The Gault Millau restaurant guides are based on a restaurant grading system that utilizes a 20-point scale. Typically, restaurants must earn at least 10 points to receive a mention in the guide.
Prior to 2004, no restaurant had ever been awarded a full 20 points, since the founders of the restaurant grading system wanted 20 to represent absolute perfection. In order to keep the integrity of the restaurant grading system intact, the publishers intended to maintain the highest score as an ideal and unattainable standard.
In 2004, however, two French restaurants (headed by the same chef) were awarded a 20-point rating for the first time. The ratings coincided with a shift from a permanent editorial staff to a new system using local food inspectors. As a result, the restaurant grading system came under fire and faced accusations of rating inflation. Despite this incident, Gault Millau remains one of the most respectable culinary ratings in the world.

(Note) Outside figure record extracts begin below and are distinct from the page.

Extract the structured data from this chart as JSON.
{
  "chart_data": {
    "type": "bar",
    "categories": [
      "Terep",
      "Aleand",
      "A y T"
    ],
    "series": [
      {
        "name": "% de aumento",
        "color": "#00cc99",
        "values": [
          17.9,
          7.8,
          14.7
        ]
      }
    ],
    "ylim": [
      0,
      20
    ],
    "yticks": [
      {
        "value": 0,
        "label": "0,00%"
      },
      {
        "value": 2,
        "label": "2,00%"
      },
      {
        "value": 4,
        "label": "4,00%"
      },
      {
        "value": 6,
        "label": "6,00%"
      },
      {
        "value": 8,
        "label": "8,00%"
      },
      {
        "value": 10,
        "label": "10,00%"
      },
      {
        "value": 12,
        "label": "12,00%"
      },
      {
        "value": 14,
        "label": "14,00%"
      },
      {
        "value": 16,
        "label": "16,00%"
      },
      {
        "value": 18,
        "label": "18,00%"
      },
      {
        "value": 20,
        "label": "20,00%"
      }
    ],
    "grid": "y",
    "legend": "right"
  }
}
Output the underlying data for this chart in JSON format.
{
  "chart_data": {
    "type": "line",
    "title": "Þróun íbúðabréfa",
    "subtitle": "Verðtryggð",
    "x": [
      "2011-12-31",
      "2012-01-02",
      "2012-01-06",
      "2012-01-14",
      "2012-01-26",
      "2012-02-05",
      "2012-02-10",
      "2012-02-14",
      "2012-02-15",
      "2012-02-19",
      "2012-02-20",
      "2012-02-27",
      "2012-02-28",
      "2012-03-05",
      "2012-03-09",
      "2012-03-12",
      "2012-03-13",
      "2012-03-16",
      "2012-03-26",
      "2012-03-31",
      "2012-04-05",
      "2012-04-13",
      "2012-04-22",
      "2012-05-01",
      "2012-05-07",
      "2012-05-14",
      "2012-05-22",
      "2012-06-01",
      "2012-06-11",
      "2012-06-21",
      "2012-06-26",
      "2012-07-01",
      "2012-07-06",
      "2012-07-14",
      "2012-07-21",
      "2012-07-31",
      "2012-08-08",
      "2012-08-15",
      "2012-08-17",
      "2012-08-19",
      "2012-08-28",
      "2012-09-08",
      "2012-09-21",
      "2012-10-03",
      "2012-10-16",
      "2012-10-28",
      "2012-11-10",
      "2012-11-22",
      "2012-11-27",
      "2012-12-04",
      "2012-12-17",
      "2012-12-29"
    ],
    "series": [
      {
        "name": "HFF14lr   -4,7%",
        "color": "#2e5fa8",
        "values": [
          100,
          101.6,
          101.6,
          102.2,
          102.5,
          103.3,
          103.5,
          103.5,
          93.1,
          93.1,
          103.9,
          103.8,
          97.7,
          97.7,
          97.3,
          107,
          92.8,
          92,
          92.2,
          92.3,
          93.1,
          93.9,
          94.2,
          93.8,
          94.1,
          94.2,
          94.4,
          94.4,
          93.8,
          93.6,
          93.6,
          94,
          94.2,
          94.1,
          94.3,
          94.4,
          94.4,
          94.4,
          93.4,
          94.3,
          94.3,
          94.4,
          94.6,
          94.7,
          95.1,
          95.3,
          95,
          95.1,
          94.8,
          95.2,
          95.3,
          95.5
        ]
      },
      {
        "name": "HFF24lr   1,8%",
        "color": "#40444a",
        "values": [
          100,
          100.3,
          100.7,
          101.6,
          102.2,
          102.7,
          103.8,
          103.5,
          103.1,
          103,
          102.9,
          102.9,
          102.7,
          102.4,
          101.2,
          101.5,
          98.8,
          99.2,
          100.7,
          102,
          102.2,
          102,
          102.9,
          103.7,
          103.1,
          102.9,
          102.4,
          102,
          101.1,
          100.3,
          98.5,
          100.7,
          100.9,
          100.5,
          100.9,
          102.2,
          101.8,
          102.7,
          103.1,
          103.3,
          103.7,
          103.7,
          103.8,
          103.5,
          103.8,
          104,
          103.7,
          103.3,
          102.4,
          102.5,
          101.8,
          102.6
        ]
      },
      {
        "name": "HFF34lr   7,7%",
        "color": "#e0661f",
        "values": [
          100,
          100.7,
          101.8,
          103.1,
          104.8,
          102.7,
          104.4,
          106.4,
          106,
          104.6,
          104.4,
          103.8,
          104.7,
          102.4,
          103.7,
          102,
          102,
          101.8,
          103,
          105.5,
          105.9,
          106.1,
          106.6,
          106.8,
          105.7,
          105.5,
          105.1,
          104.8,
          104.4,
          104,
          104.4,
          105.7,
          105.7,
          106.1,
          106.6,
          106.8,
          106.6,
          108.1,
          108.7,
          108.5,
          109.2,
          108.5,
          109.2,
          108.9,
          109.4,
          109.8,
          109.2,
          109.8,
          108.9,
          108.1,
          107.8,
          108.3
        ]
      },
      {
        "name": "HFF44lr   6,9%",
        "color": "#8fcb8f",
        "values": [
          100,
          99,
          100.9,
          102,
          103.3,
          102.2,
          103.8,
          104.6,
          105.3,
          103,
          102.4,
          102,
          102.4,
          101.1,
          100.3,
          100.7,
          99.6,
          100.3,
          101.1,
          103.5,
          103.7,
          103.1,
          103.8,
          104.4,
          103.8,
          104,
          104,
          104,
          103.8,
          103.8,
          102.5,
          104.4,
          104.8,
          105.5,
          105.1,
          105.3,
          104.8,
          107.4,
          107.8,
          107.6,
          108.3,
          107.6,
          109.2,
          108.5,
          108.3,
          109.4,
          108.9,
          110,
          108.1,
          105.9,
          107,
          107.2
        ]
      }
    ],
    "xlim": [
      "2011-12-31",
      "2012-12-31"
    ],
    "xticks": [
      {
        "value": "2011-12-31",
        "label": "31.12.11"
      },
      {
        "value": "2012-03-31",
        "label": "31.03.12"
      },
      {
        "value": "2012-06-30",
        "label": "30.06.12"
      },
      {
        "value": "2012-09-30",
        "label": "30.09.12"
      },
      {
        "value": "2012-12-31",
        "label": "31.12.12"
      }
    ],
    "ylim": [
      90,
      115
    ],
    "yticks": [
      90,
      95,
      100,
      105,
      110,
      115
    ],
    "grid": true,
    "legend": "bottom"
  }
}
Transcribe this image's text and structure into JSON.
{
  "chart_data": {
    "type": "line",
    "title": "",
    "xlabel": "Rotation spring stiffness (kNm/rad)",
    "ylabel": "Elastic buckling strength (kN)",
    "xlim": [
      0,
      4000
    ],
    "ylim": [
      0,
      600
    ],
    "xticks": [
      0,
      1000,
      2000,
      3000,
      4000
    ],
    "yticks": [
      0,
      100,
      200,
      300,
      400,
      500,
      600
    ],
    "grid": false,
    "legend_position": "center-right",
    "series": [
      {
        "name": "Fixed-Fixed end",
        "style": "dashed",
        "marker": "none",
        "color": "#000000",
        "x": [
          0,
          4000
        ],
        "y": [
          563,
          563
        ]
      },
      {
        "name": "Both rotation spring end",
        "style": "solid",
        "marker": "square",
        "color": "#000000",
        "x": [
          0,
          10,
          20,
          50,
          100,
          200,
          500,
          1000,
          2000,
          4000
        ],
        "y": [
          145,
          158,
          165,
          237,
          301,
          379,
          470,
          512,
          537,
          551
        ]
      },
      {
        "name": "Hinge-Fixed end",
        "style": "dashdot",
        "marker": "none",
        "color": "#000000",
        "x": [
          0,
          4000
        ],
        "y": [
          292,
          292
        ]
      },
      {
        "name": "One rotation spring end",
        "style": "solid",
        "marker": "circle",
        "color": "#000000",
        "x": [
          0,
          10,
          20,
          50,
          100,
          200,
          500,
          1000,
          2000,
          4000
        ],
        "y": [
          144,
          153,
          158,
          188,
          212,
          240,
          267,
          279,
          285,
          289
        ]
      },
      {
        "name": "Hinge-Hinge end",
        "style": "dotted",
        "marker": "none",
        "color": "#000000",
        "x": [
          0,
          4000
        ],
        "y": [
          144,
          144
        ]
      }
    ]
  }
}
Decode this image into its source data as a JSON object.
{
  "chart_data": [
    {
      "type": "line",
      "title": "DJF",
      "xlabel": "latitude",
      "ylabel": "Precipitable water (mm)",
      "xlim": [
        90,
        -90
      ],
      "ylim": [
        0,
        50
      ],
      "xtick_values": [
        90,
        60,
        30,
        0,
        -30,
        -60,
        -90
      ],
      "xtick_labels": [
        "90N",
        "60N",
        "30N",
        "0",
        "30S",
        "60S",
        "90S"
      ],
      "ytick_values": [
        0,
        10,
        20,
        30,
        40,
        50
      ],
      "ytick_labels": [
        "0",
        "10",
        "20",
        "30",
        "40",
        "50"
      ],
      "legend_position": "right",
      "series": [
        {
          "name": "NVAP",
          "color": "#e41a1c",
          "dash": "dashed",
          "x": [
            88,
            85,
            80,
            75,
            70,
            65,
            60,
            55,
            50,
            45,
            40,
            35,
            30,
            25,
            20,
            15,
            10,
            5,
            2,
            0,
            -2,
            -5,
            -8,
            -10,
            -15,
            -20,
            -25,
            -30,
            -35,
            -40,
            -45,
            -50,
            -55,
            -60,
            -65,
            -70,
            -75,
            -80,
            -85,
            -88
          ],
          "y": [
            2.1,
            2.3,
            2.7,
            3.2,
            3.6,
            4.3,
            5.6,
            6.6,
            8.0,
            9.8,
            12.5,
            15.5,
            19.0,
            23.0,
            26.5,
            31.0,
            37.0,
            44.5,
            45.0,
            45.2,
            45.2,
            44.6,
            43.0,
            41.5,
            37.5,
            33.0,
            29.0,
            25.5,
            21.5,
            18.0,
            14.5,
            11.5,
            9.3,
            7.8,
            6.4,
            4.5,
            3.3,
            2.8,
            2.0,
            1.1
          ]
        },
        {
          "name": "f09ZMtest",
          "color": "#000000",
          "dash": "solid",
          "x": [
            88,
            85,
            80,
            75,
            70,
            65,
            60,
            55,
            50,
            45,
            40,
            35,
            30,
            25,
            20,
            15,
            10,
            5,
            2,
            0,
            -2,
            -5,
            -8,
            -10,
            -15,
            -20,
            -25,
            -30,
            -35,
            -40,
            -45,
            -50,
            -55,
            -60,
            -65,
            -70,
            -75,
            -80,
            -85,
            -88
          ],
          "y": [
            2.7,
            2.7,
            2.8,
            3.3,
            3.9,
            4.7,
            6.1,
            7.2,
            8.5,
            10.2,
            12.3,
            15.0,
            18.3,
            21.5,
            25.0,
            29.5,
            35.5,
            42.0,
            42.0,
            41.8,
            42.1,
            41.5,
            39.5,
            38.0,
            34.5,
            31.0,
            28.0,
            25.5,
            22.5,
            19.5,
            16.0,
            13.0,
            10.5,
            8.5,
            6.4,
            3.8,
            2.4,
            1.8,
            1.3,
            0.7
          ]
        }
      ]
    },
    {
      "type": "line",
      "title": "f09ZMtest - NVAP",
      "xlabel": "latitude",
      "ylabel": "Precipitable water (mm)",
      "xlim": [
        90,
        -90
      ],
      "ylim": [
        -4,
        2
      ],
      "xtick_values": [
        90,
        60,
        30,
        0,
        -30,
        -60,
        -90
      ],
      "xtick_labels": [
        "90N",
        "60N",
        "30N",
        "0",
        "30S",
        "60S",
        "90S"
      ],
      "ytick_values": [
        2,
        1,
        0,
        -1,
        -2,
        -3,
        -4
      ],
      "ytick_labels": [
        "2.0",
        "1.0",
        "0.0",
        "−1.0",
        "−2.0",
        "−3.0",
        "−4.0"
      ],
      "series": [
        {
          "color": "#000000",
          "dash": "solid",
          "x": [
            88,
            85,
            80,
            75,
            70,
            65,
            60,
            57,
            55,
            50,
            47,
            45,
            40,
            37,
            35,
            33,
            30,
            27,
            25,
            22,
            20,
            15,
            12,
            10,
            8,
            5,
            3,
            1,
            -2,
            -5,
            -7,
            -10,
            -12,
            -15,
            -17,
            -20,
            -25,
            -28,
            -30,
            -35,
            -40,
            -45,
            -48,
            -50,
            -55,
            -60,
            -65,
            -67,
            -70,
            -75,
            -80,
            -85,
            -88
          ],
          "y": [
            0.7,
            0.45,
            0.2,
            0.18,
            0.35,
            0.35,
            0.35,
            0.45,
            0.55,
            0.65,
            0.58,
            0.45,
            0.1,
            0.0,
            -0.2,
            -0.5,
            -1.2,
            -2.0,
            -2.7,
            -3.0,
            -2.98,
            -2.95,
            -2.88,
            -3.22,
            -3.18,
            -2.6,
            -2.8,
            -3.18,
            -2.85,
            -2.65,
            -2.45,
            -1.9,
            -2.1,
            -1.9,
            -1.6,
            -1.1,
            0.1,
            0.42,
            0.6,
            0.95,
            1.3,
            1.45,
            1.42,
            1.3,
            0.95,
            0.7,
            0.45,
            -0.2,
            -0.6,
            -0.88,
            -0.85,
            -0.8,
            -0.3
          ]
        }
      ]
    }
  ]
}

The Gault Millau Restaurant Grading System
The Gault Millau restaurant guides derive some of their purist reputation from the fact that the restaurant grading system accounts only for the quality of the food. Atmosphere and service have no impact on a restaurant’s final rating. In theory, this places all the emphasis on the culinary skills of the chef and, therefore, offers focused guidance to diners who are interested in food quality alone.
This also means that Gault Millau is unlikely to surpass the other guides (such as the Michelin guide) in terms of influence and popularity. The Michelin restaurant grading system reflects the fact that most diners see a restaurant visit as a multi-faceted experience. The Gault Millau restaurant guide is more useful for fine food aficionados and culinary experts.